India’s stock-market traders missing from tax data3 min read . Updated: 10 May 2016, 01:58 AM IST
The maximum number of tax filers who could have reported any short-term capital gains or losses is 20.15 lakh, which is only a tenth of the total number of demat accounts
Mumbai: Where are the jobbers, scalpers and short-term traders in India’s stock markets?
The number of individuals who filed for short-term capital gains or losses was only 5.9 lakh in financial year 2012, according to income-tax (I-T) department data. That’s a fraction of the 2 crore demat accounts that were in operation that year. So either there is a lot of under-reporting by stock traders or they are holding on to their investments for more than a year.
Traders—typically people who hope to profit by taking short-term calls on the stock market—have to pay 15% of their profit as short-term capital gains tax if they sell a listed security within a year of buying it. This levy also applies to sale of gold, silver and immovable property. This also means that the actual number of stock traders who filed tax records would be lower than 5.9 lakh since the figure also includes those who incurred short-term gains through sale of gold, land and other property. Overall, 2.8 crore individuals filed I-T returns for 2011-12.
One explanation for the 5.9 lakh number could have been that the short-term gains of a particular year were set off against losses carried forward from earlier years. But then only 11.88 lakh individuals have filings which show that they had some losses to set off against their short-term gains.
Let’s assume that each of these had a carry-forward loss, which was equal to their gains for the year for which tax returns were filed, that is, they could show zero capital gains. This means that the maximum number of individuals with short-term gains or losses would be 17.78 lakh. (11.88 lakh + 5.9 lakh).
A similar exercise for all taxpayers (which would include firms, Hindu undivided families, etc) throws up another 2.37 lakh with a tax record of such transactions.
So the total maximum number of tax filers who could have reported any short-term capital gains (or losses) is 20.15 lakh. That still makes up only a tenth of the total number of demat accounts.

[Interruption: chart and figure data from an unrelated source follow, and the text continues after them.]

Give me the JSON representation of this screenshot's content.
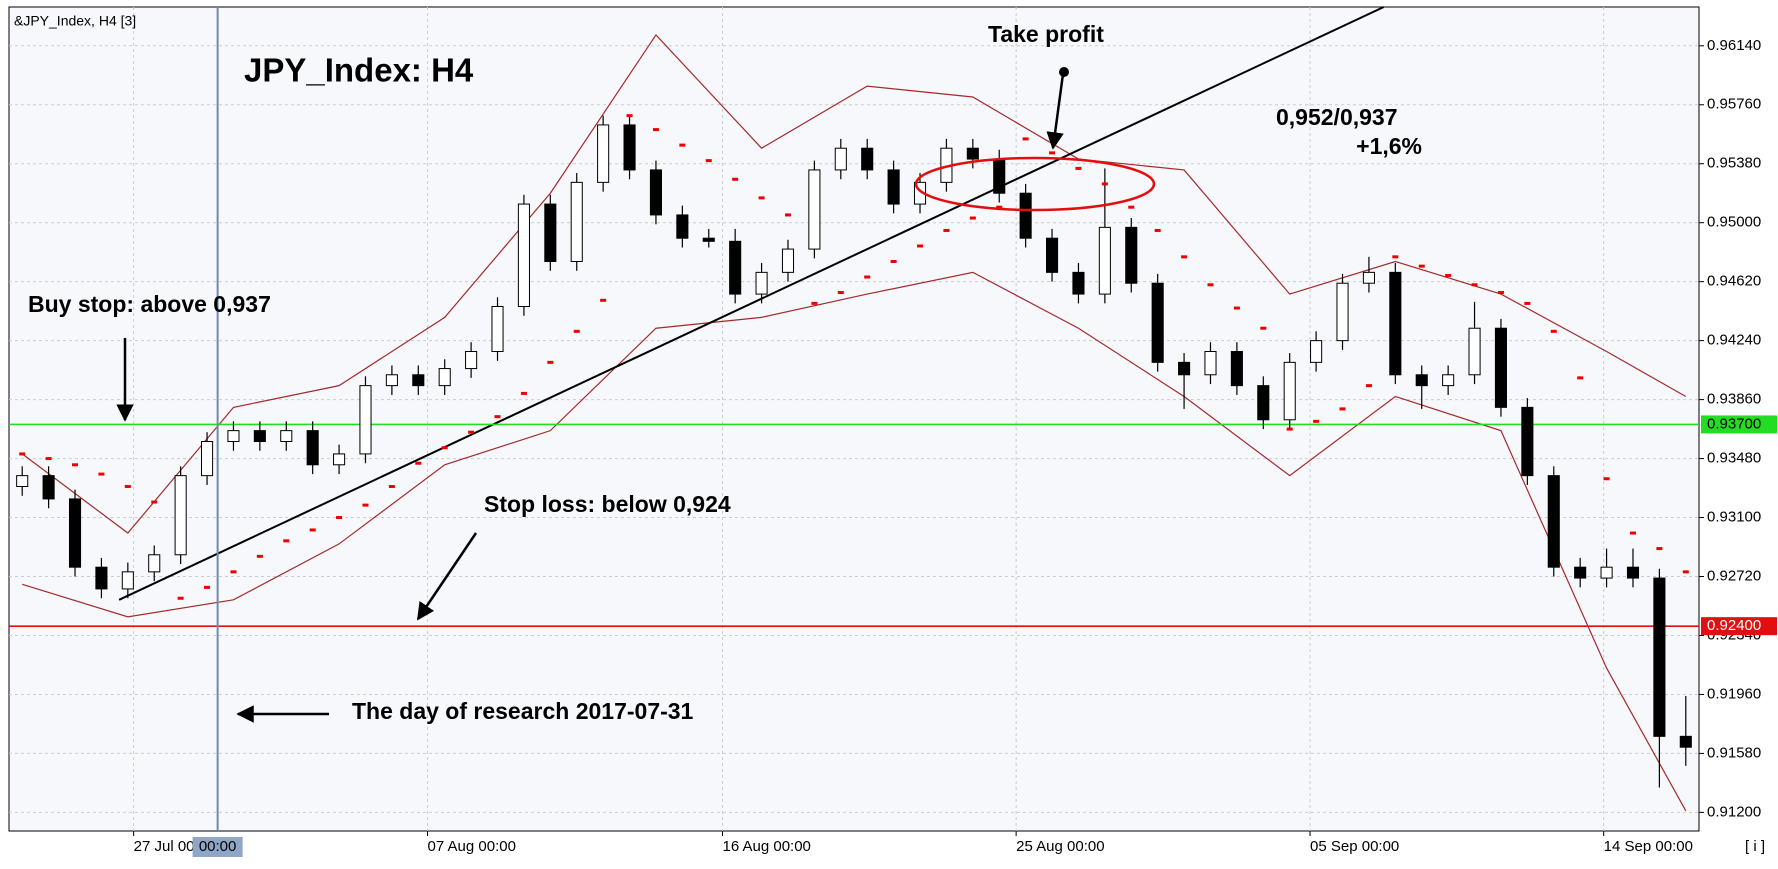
{
  "chart_data": {
    "type": "candlestick",
    "header": "&JPY_Index, H4 [3]",
    "title": "JPY_Index: H4",
    "annotations": {
      "take_profit": "Take profit",
      "target": "0,952/0,937",
      "change": "+1,6%",
      "buy_stop": "Buy stop: above  0,937",
      "stop_loss": "Stop loss: below 0,924",
      "research_day": "The day of research 2017-07-31"
    },
    "corner_label": "[ i ]",
    "cursor_label": "00:00",
    "research_line_x": 7.9,
    "xlim": [
      0,
      64
    ],
    "xticks": [
      {
        "value": 4.72,
        "label": "27 Jul 00:00"
      },
      {
        "value": 15.85,
        "label": "07 Aug 00:00"
      },
      {
        "value": 27.02,
        "label": "16 Aug 00:00"
      },
      {
        "value": 38.14,
        "label": "25 Aug 00:00"
      },
      {
        "value": 49.27,
        "label": "05 Sep 00:00"
      },
      {
        "value": 60.39,
        "label": "14 Sep 00:00"
      }
    ],
    "ylim": [
      0.9108,
      0.9639
    ],
    "yticks": [
      {
        "value": 0.9614,
        "label": "0.96140"
      },
      {
        "value": 0.9576,
        "label": "0.95760"
      },
      {
        "value": 0.9538,
        "label": "0.95380"
      },
      {
        "value": 0.95,
        "label": "0.95000"
      },
      {
        "value": 0.9462,
        "label": "0.94620"
      },
      {
        "value": 0.9424,
        "label": "0.94240"
      },
      {
        "value": 0.9386,
        "label": "0.93860"
      },
      {
        "value": 0.9348,
        "label": "0.93480"
      },
      {
        "value": 0.931,
        "label": "0.93100"
      },
      {
        "value": 0.9272,
        "label": "0.92720"
      },
      {
        "value": 0.9234,
        "label": "0.92340"
      },
      {
        "value": 0.9196,
        "label": "0.91960"
      },
      {
        "value": 0.9158,
        "label": "0.91580"
      },
      {
        "value": 0.912,
        "label": "0.91200"
      }
    ],
    "grid": true,
    "levels": [
      {
        "value": 0.937,
        "label": "0.93700",
        "color": "#22dd22"
      },
      {
        "value": 0.924,
        "label": "0.92400",
        "color": "#e01010"
      }
    ],
    "trendline": {
      "x": [
        4.17,
        52.06
      ],
      "y": [
        0.9257,
        0.9639
      ],
      "color": "#000000"
    },
    "ohlc": [
      [
        0.933,
        0.9343,
        0.9324,
        0.9337
      ],
      [
        0.9337,
        0.9343,
        0.9316,
        0.9322
      ],
      [
        0.9322,
        0.9328,
        0.9272,
        0.9278
      ],
      [
        0.9278,
        0.9284,
        0.9258,
        0.9264
      ],
      [
        0.9264,
        0.9281,
        0.9258,
        0.9275
      ],
      [
        0.9275,
        0.9292,
        0.9269,
        0.9286
      ],
      [
        0.9286,
        0.9343,
        0.928,
        0.9337
      ],
      [
        0.9337,
        0.9365,
        0.9331,
        0.9359
      ],
      [
        0.9359,
        0.9372,
        0.9353,
        0.9366
      ],
      [
        0.9366,
        0.9372,
        0.9353,
        0.9359
      ],
      [
        0.9359,
        0.9372,
        0.9353,
        0.9366
      ],
      [
        0.9366,
        0.9372,
        0.9338,
        0.9344
      ],
      [
        0.9344,
        0.9357,
        0.9338,
        0.9351
      ],
      [
        0.9351,
        0.9401,
        0.9345,
        0.9395
      ],
      [
        0.9395,
        0.9408,
        0.9389,
        0.9402
      ],
      [
        0.9402,
        0.9408,
        0.9389,
        0.9395
      ],
      [
        0.9395,
        0.9412,
        0.9389,
        0.9406
      ],
      [
        0.9406,
        0.9423,
        0.94,
        0.9417
      ],
      [
        0.9417,
        0.9452,
        0.9411,
        0.9446
      ],
      [
        0.9446,
        0.9518,
        0.944,
        0.9512
      ],
      [
        0.9512,
        0.9518,
        0.9469,
        0.9475
      ],
      [
        0.9475,
        0.9532,
        0.9469,
        0.9526
      ],
      [
        0.9526,
        0.9569,
        0.952,
        0.9563
      ],
      [
        0.9563,
        0.9569,
        0.9528,
        0.9534
      ],
      [
        0.9534,
        0.954,
        0.9499,
        0.9505
      ],
      [
        0.9505,
        0.9511,
        0.9484,
        0.949
      ],
      [
        0.949,
        0.9496,
        0.9484,
        0.9488
      ],
      [
        0.9488,
        0.9496,
        0.9448,
        0.9454
      ],
      [
        0.9454,
        0.9474,
        0.9448,
        0.9468
      ],
      [
        0.9468,
        0.9489,
        0.9462,
        0.9483
      ],
      [
        0.9483,
        0.954,
        0.9477,
        0.9534
      ],
      [
        0.9534,
        0.9554,
        0.9528,
        0.9548
      ],
      [
        0.9548,
        0.9554,
        0.9528,
        0.9534
      ],
      [
        0.9534,
        0.954,
        0.9506,
        0.9512
      ],
      [
        0.9512,
        0.9532,
        0.9506,
        0.9526
      ],
      [
        0.9526,
        0.9554,
        0.952,
        0.9548
      ],
      [
        0.9548,
        0.9554,
        0.9535,
        0.9541
      ],
      [
        0.9541,
        0.9547,
        0.9513,
        0.9519
      ],
      [
        0.9519,
        0.9525,
        0.9484,
        0.949
      ],
      [
        0.949,
        0.9496,
        0.9462,
        0.9468
      ],
      [
        0.9468,
        0.9474,
        0.9448,
        0.9454
      ],
      [
        0.9454,
        0.9535,
        0.9448,
        0.9497
      ],
      [
        0.9497,
        0.9503,
        0.9455,
        0.9461
      ],
      [
        0.9461,
        0.9467,
        0.9404,
        0.941
      ],
      [
        0.941,
        0.9416,
        0.938,
        0.9402
      ],
      [
        0.9402,
        0.9423,
        0.9396,
        0.9417
      ],
      [
        0.9417,
        0.9423,
        0.9389,
        0.9395
      ],
      [
        0.9395,
        0.9401,
        0.9367,
        0.9373
      ],
      [
        0.9373,
        0.9416,
        0.9367,
        0.941
      ],
      [
        0.941,
        0.943,
        0.9404,
        0.9424
      ],
      [
        0.9424,
        0.9467,
        0.9418,
        0.9461
      ],
      [
        0.9461,
        0.9478,
        0.9455,
        0.9468
      ],
      [
        0.9468,
        0.9474,
        0.9396,
        0.9402
      ],
      [
        0.9402,
        0.9408,
        0.938,
        0.9395
      ],
      [
        0.9395,
        0.9408,
        0.9389,
        0.9402
      ],
      [
        0.9402,
        0.9449,
        0.9396,
        0.9432
      ],
      [
        0.9432,
        0.9438,
        0.9375,
        0.9381
      ],
      [
        0.9381,
        0.9387,
        0.9331,
        0.9337
      ],
      [
        0.9337,
        0.9343,
        0.9272,
        0.9278
      ],
      [
        0.9278,
        0.9284,
        0.9265,
        0.9271
      ],
      [
        0.9271,
        0.929,
        0.9265,
        0.9278
      ],
      [
        0.9278,
        0.929,
        0.9265,
        0.9271
      ],
      [
        0.9271,
        0.9277,
        0.9136,
        0.9169
      ],
      [
        0.9169,
        0.9195,
        0.915,
        0.9162
      ]
    ],
    "bands": {
      "x": [
        0.5,
        4.5,
        8.5,
        12.5,
        16.5,
        20.5,
        24.5,
        28.5,
        32.5,
        36.5,
        40.5,
        44.5,
        48.5,
        52.5,
        56.5,
        60.5,
        63.5
      ],
      "color": "#a52a2a",
      "upper": [
        0.9351,
        0.93,
        0.9381,
        0.9395,
        0.9439,
        0.9519,
        0.9621,
        0.9548,
        0.9588,
        0.9581,
        0.9541,
        0.9534,
        0.9454,
        0.9475,
        0.9454,
        0.9417,
        0.9388
      ],
      "lower": [
        0.9267,
        0.9246,
        0.9257,
        0.9293,
        0.9344,
        0.9366,
        0.9432,
        0.9439,
        0.9454,
        0.9468,
        0.9432,
        0.9388,
        0.9337,
        0.9388,
        0.9366,
        0.9213,
        0.9121
      ]
    },
    "sar": {
      "color": "#ee0000",
      "values": [
        0.9351,
        0.9348,
        0.9344,
        0.9338,
        0.933,
        0.932,
        0.9258,
        0.9265,
        0.9275,
        0.9285,
        0.9295,
        0.9302,
        0.931,
        0.9318,
        0.933,
        0.9345,
        0.9355,
        0.9365,
        0.9375,
        0.939,
        0.941,
        0.943,
        0.945,
        0.9569,
        0.956,
        0.955,
        0.954,
        0.9528,
        0.9516,
        0.9505,
        0.9448,
        0.9455,
        0.9465,
        0.9475,
        0.9485,
        0.9495,
        0.9503,
        0.951,
        0.9554,
        0.9545,
        0.9535,
        0.9525,
        0.951,
        0.9495,
        0.9478,
        0.946,
        0.9445,
        0.9432,
        0.9367,
        0.9372,
        0.938,
        0.9395,
        0.9478,
        0.9472,
        0.9466,
        0.946,
        0.9455,
        0.9448,
        0.943,
        0.94,
        0.9335,
        0.93,
        0.929,
        0.9275
      ]
    }
  }
}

To be sure, not all demat accounts are actively operated. But the number still appears short.
A July 2011 National Council of Applied Economic Research (NCAER) survey sponsored by the Securities and Exchange Board of India put the number of investors in the secondary market at 52.8 lakh. Data from the National Stock Exchange shows 42.88 lakh active clients during FY14. An active trader is one who has traded at least once during the year.
“If there is a short-term gain amount (irrespective of the amount involved), the same needs to be offered to tax/reported in the tax return. Non-disclosure of income is definitely violation of tax norms," said Amarpal Chadha, partner and India mobility leader, EY.
The only other explanation is that the majority of tax-paying entities don’t trade in the market (and are purely long-term investors) or the combined source of all their incomes is below the minimum limit at which they have to pay taxes.
A September 2011 Morgan Stanley report did note that the average holding period of investors (this would include all categories, including domestic and foreign institutions) stood at around 35 months then.
Under-reporting could be another reason, though stock market transactions are generally easier to track than transactions in gold or real estate.
Neelesh Khandelwal, partner, direct tax, BDO India, pointed out that tax officers often focus on high value transactions. Also many people have multiple bank accounts, some of which are not reported in their tax returns. This made it easier for smaller value transactions to slip through the radar.
The situation has changed as systems have become more integrated over the last few years. Tax authorities can now leverage technology to send notices for smaller discrepancies too. Trying to avoid scrutiny is difficult today and penalties can involve 300% of the tax payable, with penal interest and possible prosecution.
“It is very high risk," Khandelwal said.